You can use a masked array that will perform the division only where y!=0:

def f(x, y):
    x = np.atleast_1d(np.array(x))
    y = np.atleast_1d(np.ma.array(y, mask=(y==0)))
    ans = x/y
    ans[ans.mask]=0
    return np.asarray(ans)

I wonder what the problem is you're facing with np.vectorize. It works fine on my system:

In [145]: def f(x, y):
     ...:     if y == 0:
     ...:         return 0
     ...:     return x/y

In [146]: vf = np.vectorize(f)

In [147]: vf([[3],[10]], [0,1,2,0])
Out[147]: 
array([[ 0,  3,  1,  0],
       [ 0, 10,  5,  0]])

Note that the result dtype is determined by the result of the first element. You can also set the desired output yourself:

In [148]: vf = np.vectorize(f, otypes=[np.float])

In [149]: vf([[3],[10]], [0,1,2,0])
Out[149]: 
array([[  0. ,   3. ,   1.5,   0. ],
       [  0. ,  10. ,   5. ,   0. ]])

There are more examples in the docs.

One way is to convert x and y to numpy arrays inside your function:

def f(x, y):
    x = np.array(x)
    y = np.array(y)
    return np.where(y == 0, 0, x/y)

This will work when one of x or y is a scalar and the other is a numpy array. It will also work if they are both arrays that can be broadcast.

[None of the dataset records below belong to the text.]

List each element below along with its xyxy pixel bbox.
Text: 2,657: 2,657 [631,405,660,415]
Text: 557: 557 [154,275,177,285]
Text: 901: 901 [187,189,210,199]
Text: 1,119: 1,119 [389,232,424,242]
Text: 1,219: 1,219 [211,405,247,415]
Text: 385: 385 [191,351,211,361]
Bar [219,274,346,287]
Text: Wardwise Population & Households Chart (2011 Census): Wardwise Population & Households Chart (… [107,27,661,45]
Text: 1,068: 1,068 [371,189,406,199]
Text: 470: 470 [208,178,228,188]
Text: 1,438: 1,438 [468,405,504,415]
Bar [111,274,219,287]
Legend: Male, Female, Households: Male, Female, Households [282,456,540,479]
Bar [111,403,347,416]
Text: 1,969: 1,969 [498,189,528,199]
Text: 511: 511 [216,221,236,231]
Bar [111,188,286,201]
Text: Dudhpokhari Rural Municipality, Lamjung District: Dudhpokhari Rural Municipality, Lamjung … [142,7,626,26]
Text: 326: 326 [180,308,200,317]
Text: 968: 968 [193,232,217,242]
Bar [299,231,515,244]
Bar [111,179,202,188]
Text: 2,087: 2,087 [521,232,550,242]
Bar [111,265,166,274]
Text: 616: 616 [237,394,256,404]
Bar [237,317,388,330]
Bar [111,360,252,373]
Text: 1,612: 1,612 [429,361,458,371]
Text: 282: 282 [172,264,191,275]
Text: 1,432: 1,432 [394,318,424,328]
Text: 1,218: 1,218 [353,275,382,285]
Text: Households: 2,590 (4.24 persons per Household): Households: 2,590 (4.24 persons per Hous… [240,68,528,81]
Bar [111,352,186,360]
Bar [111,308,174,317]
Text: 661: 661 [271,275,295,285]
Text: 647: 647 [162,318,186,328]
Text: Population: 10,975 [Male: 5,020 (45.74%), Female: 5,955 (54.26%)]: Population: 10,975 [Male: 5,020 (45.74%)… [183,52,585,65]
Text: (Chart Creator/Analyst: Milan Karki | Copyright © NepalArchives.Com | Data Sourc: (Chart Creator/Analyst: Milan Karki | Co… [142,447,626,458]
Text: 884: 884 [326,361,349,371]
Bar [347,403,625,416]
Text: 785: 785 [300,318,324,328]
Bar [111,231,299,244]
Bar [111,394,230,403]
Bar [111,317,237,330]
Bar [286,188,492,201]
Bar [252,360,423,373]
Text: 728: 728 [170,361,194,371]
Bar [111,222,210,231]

It won't work if they're arrays of incompatible shapes (e.g., 1D arrays of different lengths), but it's not clear what the desired behavior would be in that case anyway.

A kind of clunky but effective way is to basically pre-process the data:

def f(x, y):
    if type(x) == int and type(y) == int: return x/y # Will it ever be used for this?

    # Change scalars to arrays
    if type(x) == int: x = np.full(y.shape, x, dtype=y.dtype)
    if type(y) == int: y = np.full(x.shape, y, dtype=x.dtype)

    # Change all divide by zero operations to 0/1
    div_zero_idx = (y==0)
    x[div_zero_idx] = 0
    y[div_zero_idx] = 1

    return x/y

I timed all the different approaches:

def f_mask(x, y):
    x = np.ma.array(x, mask=(y==0))
    y = np.array(y)
    ans = x/y
    ans[ans.mask]=0
    return np.asarray(ans)

def f_where(x, y):
    x = np.array(x)
    y = np.array(y)
    return np.where(y == 0, 0, x/y)

def f_vect(x, y):
    if y == 0:
        return 0
    return x/y

vf = np.vectorize(f_vect)

print timeit.timeit('f(np.random.randint(10, size=array_length), np.random.randint(10, size=array_length))', number=10000, setup="from __main__ import f; import numpy as np; array_length=1000")
print timeit.timeit('f_mask(np.random.randint(10, size=array_length), np.random.randint(10, size=array_length))', number=10000, setup="from __main__ import f_mask; import numpy as np; array_length=1000")
print timeit.timeit('f_where(np.random.randint(10, size=array_length), np.random.randint(10, size=array_length))', number=10000, setup="from __main__ import f_where; import numpy as np; array_length=1000")
print timeit.timeit('vf(np.random.randint(10, size=array_length), np.random.randint(10, size=array_length))', number=10000, setup="from __main__ import vf; import numpy as np; array_length=(1000)")

# f
# 0.760189056396

# f_mask
# 2.24414896965

# f_where
# RuntimeWarning: divide by zero encountered in divide return np.where(y == 0, 0, x/y)
# 1.08176398277

# f_vect
# 3.45374488831

The first function is the quickest, and has no warnings. The time ratios are similar if x or y are scalars. For higher dimensional arrays, the masked array approach gets relatively faster (it's still the slowest though).